||This study investigated the adsorptive and desorption capacity of HgCl2 onto powdered activated carbon derived from carbon black of pyrolyzed waste tires (CPBAC) via thermogravimetric analysis (TGA). |
Due to incomplete classification and recycling of municipal solid wastes (MSW), they still mix with a lot of hazardous materials, which unfortunately can not be removed by incinerators and air pollution control devices(APCDs). Among them, mercury and its pollutants attract more attention by people. Mercury and its pollutants emitted from the incineration of municipal solid wastes could cause severely adverse effects on human health and ecosystem since they exist mainly in vapor phase due to high vapor pressure. If they can not be remove by the air pollution control devices, they will be emitted to the atmosphere and cause serious effects on environmental ecology via various routes.
Activated carbon has been widely applied to the treatment of organic compounds and heavy metals in wastewater and waste gas stream. However, the adsorptive capacity of activated carbon decreases with adsorption temperature. The low adsorptive capacity of activated carbon at high temperature (>150 oC) can be overcome by impregnated activated carbons. Previous study reported that sulfur impregnated powdered activated carbons could effectively remove the vapor-phase elemental mercury (Hgo) emitted from MSW incinerators and utility power plants. However, the impregnated typically used is sulfur (S) which is solely applied for the adsorption of elemental mercury (Hgo). Besides, these studies seldom investigate the distribution of impregnated sulfur in the inner pores of activated carbon and its effects on the specific surface area and pore size distribution. Thus, this study was to investigate the fundamental mechanisms for the adsorption/desorption of HgCl2 by/from sulfur impregnated PAC.

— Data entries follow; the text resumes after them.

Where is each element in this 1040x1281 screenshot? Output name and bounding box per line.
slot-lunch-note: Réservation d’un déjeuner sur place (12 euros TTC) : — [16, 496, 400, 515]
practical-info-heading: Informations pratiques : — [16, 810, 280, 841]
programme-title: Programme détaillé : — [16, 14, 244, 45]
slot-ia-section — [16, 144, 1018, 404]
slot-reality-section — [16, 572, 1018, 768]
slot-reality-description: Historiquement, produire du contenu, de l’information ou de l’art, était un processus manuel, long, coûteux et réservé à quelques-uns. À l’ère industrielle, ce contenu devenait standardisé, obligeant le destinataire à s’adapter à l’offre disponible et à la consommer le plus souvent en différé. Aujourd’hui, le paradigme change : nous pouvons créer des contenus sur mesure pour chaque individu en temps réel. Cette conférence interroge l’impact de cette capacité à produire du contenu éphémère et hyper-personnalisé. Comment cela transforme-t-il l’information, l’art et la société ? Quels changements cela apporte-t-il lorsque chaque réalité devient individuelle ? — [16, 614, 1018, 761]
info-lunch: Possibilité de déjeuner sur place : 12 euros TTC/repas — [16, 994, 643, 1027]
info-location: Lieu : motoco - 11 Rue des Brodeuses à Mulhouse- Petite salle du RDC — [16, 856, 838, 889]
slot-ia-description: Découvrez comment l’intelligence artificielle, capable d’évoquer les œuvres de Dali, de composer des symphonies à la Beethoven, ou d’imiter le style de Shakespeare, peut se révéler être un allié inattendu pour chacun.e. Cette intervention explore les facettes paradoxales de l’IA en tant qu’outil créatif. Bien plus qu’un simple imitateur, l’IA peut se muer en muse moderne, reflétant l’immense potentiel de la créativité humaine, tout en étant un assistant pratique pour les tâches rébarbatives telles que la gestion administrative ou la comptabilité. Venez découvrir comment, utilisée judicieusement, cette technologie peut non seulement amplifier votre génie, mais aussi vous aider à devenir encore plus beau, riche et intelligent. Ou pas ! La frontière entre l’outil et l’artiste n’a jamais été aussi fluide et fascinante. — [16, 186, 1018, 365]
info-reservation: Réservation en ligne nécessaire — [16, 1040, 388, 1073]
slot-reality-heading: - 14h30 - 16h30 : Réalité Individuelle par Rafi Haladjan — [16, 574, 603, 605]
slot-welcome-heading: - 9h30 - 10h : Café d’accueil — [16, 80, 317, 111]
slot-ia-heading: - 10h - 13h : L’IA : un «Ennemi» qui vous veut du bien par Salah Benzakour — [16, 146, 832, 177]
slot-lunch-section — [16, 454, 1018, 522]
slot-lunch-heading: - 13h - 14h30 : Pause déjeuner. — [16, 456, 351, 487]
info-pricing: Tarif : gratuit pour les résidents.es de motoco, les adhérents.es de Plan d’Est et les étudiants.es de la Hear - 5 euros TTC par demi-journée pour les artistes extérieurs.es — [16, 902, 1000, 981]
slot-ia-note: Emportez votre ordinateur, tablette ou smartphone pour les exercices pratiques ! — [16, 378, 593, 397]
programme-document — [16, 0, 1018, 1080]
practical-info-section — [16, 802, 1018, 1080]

Experimental results indicated that the sulfur content of sulfur impregnated CBPAC decreased with increasing impregnation temperatures form 400 to 650 oC; while the surface area of sulfur impregnated CBPAC increased with impregnation temperatures. In this study, TGA was applied to obtain the adsorptive capacity of HgCl2 onto CBPAC with adsorption temperature (150oC) and influent HgCl2 concentration (100~500 μg/m3). Experimental results indicated that the adsorptive capacity of CBPAC increased with the increase of influent HgCl2 concentration and surface area of the activated carbon. This study revealed that the impregnation of sulfur on CBPAC could increase its adsorption capacity at high temperatures.
Desorption experimental parameters included desorption temperature (400, 500, and 600 oC), heating rate (10, 15, and 20 oC /min) and regeneration cycle (1~7 cycles). In probing into the regeneration efficiency of CBPAC, experiments were conducted at the desorption times of 60 and 30 min. The results suggested the regeneration efficiency of carbon under 30 min was generally highter than that under 60 min. Because the desorption time was more longer and the sulfur content was lesser. Therefore, the regeneration times was reduce. Experimental results indicated that the mechanism of HgCl2 desorption from the spent CPBAC was strongly affected by desorption temperature. Both the desorption efficiency and the desorption rate of HgCl2 increased dramatically with desorption temperature. The desorption heat of HgCl2 (823 KJ/mole) was much higher than the vaporization heat of HgCl2 (59.2 KJ/mole), indicating that the adsorption of HgCl2 on sulfur impregnated CBPAC was chemical adsorption. Consequently, raising desorption temperature could enhance the desorption of HgCl2 and shorten the duration for HgCl2 desorption. Moreover, the formation of HgS during the desorption of HgCl2 from activated carbons can be proved by the surface characteristics of sulfur impregnated activated carbons. Results obtained from the regeneration of sulfur impregnated activated carbons indicated that the regeneration cycles decreased as the desorption duration increased. It was attributed to the potential desorption of sulfur from actived carbons, which thus decreased the adsorptive capacity and the regeneration cycles.